Remember, any stone unturned at testing phase would eventually become a large boulder requiring considerable efforts to rectify.
Similarly, each minute aspect covered at testing would speed up the go-to-market time and eventually add to your value and differentiation as compared to competitors.
4. Choose Your Mentors Wisely
As a leader, you must be decisive, assertive, motivated, and inspiring. To be all this at all times, you need to, from time-to-time, look to your mentors for wisdom. This is where your choice for a mentor could mean a significant push towards growth, or random circumventing strategies that waste time and money. Choose your mentors wisely as they would guide you when there is a need. This choice is extremely relative as a mentor would have a different effect on one person as compared to another.
Your mentor should be able to push you to realize your whole potential.
5. Know Your Market Well and Respond to its Demands
Along with having comprehensive testing for your solutions and infusing ambition, wonder, & desire in your team, you must know your market and your competitors completely. Any information gap here might turn into a sudden impediment while your solution is live for your clients.
You must comb over each insight you gained and validate it through multiple sources.
Even when you launch your solution, always keep an ear open for any insight that you could flag as an adaptive change. The quicker you pick up on this, the more time you have to implement the necessary changes. Furthermore, the more such market insights you gather, the higher is the potential for reinvention within your solution.
6. Ride Through the Growth Inflection Point (Test the Extent of Your Risk Appetite)
Assuming that the first version of your solution was well received (and if this assumption is correct, you are one of a lucky few), you must assess the potential for growth and risk. There is a clear balance that needs to be set here. Growth vs Risk.Victory goes to the valiant, but so does the crashes. There is always a risk when you move at high speeds. But you need to know which routes to take. Calculated risks are the name of the game. Assess each risk point to understand their cost-benefit ratio and then take an impartial decision about the same.

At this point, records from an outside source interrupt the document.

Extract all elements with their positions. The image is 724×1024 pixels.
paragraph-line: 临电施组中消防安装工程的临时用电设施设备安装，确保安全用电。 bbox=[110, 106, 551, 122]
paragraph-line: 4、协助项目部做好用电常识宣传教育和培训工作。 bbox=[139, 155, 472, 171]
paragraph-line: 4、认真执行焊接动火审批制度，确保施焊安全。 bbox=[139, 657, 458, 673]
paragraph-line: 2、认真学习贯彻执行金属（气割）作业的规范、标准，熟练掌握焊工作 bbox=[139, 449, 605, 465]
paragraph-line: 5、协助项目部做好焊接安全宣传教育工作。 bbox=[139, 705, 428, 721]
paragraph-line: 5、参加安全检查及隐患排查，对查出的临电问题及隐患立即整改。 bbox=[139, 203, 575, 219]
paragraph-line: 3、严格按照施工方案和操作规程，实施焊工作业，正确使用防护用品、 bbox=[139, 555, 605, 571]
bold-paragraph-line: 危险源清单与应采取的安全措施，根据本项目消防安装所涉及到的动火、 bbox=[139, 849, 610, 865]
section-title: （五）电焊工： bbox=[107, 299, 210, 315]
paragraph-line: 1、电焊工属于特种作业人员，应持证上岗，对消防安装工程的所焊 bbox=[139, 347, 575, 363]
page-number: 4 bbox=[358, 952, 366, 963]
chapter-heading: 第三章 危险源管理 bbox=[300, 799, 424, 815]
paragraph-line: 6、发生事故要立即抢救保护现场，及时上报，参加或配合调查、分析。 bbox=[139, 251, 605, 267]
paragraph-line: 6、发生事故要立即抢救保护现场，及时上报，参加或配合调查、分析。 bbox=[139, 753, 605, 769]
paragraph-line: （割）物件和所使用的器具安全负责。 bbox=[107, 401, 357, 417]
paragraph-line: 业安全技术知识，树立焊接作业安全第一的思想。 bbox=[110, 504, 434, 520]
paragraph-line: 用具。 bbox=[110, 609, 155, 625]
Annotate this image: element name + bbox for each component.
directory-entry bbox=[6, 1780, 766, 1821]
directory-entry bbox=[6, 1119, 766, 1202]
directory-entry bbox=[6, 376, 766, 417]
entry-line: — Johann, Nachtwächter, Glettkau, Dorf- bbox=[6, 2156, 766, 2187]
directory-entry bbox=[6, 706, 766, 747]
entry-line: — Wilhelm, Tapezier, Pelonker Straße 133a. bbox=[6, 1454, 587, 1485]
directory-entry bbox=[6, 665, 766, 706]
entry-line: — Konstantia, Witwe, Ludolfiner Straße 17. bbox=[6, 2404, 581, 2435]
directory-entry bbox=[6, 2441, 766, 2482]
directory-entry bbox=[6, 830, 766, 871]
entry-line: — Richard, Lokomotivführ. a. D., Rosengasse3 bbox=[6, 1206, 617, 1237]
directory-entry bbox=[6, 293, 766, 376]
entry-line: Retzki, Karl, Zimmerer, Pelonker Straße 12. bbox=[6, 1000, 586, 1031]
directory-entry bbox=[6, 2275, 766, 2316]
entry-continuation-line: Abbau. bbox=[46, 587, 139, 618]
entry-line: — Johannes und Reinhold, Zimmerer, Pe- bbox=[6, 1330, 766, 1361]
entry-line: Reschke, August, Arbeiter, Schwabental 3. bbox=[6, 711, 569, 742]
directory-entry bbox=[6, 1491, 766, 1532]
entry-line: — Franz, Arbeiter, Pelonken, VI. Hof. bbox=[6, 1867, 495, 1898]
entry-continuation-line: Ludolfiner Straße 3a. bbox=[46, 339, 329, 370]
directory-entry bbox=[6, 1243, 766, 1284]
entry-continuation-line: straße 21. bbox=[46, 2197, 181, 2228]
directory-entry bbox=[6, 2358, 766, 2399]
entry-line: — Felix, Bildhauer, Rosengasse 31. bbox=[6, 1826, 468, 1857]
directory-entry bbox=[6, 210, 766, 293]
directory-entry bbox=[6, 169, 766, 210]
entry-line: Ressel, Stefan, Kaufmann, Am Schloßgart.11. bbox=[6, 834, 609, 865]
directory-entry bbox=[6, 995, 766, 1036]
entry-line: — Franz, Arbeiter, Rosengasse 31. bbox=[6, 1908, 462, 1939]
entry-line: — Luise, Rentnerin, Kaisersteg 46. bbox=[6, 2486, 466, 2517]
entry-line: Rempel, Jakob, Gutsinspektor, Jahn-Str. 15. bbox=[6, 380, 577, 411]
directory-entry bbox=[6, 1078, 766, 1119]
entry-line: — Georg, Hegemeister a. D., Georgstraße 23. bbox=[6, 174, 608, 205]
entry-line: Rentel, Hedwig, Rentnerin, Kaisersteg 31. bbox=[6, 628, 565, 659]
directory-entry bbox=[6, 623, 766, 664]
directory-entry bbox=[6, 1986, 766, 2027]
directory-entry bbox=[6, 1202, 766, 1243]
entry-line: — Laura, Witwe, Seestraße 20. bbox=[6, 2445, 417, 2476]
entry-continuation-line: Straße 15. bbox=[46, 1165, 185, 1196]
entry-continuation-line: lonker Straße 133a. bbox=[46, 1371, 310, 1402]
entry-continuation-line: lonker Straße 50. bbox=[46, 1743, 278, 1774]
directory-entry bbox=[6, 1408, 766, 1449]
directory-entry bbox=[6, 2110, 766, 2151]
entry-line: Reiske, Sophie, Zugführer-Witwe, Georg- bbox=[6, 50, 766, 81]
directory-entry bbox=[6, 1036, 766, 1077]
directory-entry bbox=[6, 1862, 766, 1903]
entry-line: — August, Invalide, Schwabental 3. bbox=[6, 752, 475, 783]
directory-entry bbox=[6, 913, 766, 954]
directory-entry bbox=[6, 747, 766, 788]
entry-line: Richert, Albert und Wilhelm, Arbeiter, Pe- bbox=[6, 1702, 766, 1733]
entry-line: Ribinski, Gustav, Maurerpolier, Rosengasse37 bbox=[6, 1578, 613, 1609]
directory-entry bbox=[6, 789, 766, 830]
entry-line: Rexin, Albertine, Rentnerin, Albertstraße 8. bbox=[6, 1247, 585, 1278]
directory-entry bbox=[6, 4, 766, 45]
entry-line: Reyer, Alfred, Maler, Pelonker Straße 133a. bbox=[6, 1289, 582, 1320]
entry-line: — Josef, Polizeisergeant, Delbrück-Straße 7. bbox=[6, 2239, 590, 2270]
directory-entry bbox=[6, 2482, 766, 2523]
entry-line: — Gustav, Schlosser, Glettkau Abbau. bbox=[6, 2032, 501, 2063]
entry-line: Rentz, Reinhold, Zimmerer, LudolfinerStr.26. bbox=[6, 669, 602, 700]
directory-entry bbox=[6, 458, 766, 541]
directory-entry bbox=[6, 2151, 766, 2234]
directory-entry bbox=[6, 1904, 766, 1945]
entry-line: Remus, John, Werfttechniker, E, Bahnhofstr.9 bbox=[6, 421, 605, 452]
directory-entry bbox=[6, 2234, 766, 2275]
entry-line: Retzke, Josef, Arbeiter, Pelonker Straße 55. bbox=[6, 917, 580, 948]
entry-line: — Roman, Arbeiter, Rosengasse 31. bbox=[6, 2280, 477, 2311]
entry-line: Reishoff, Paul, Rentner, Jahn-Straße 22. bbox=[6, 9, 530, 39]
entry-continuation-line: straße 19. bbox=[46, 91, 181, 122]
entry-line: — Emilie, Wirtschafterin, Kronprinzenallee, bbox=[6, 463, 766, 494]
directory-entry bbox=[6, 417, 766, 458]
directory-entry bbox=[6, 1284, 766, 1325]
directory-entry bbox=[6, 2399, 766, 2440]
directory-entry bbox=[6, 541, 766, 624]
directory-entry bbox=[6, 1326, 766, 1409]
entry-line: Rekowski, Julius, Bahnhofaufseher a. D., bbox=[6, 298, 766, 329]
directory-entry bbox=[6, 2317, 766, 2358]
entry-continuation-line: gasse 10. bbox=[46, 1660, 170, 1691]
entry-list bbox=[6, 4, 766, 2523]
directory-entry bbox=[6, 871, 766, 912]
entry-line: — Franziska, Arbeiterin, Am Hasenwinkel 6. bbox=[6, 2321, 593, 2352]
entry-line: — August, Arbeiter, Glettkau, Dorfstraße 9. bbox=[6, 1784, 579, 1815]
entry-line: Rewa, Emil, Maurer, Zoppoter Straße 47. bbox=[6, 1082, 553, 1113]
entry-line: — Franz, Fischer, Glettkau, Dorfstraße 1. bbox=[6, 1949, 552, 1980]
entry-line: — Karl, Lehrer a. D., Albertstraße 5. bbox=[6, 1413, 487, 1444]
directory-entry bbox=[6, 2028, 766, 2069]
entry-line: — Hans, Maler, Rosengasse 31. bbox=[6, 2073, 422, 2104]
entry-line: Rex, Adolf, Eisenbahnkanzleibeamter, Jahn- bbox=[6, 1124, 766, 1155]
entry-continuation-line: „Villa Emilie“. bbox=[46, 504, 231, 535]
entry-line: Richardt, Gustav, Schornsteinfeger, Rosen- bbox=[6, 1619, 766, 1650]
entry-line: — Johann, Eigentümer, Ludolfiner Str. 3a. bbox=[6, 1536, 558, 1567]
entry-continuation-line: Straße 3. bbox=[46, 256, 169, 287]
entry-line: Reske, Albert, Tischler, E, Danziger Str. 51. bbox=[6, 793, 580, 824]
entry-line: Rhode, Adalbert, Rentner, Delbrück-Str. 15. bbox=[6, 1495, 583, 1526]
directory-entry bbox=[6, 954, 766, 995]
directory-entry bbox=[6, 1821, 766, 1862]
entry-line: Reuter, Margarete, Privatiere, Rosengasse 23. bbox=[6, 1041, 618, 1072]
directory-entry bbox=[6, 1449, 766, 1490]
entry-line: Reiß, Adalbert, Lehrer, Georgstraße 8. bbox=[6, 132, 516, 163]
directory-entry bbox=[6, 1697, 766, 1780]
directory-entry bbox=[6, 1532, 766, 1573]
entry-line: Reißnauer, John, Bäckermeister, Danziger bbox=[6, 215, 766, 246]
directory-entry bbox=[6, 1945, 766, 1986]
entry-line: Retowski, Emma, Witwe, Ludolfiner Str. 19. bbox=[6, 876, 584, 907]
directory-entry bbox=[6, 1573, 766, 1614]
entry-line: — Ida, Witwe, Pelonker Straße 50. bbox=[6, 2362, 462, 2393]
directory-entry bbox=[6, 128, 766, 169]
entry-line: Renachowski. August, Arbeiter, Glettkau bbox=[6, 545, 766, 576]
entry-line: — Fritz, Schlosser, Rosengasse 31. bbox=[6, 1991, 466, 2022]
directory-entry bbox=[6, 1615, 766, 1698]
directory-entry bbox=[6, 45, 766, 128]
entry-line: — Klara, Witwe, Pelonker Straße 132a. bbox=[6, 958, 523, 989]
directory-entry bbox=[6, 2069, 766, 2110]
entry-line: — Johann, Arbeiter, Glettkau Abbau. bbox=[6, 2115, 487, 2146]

There will be a point where you would hit a growth inflection point when you become self-sustaining and your risks smoothen out and diversify. Know that point.
Don’t take a post-inflection risk in your pre-inflection days, and vice-versa.
7. Don’t Look Back, Other Than to Learn
Embrace Your Achievement, With Humility. Escape the struggling mentality and accept the new challenge of being an industry leader. The industry expects you to set the standards, go ahead and charge up your company to consistently perform at that level and exceed those standards.
Now you know the mindset you must follow to be successful. But you should keep this mind, the more you grow, the higher would be the industry expectations from you. So, always keep learning, growing, and achieving. The industry, then, would follow you.
When this happens, you know you have effectively transformed from an entrepreneur into a thought leader.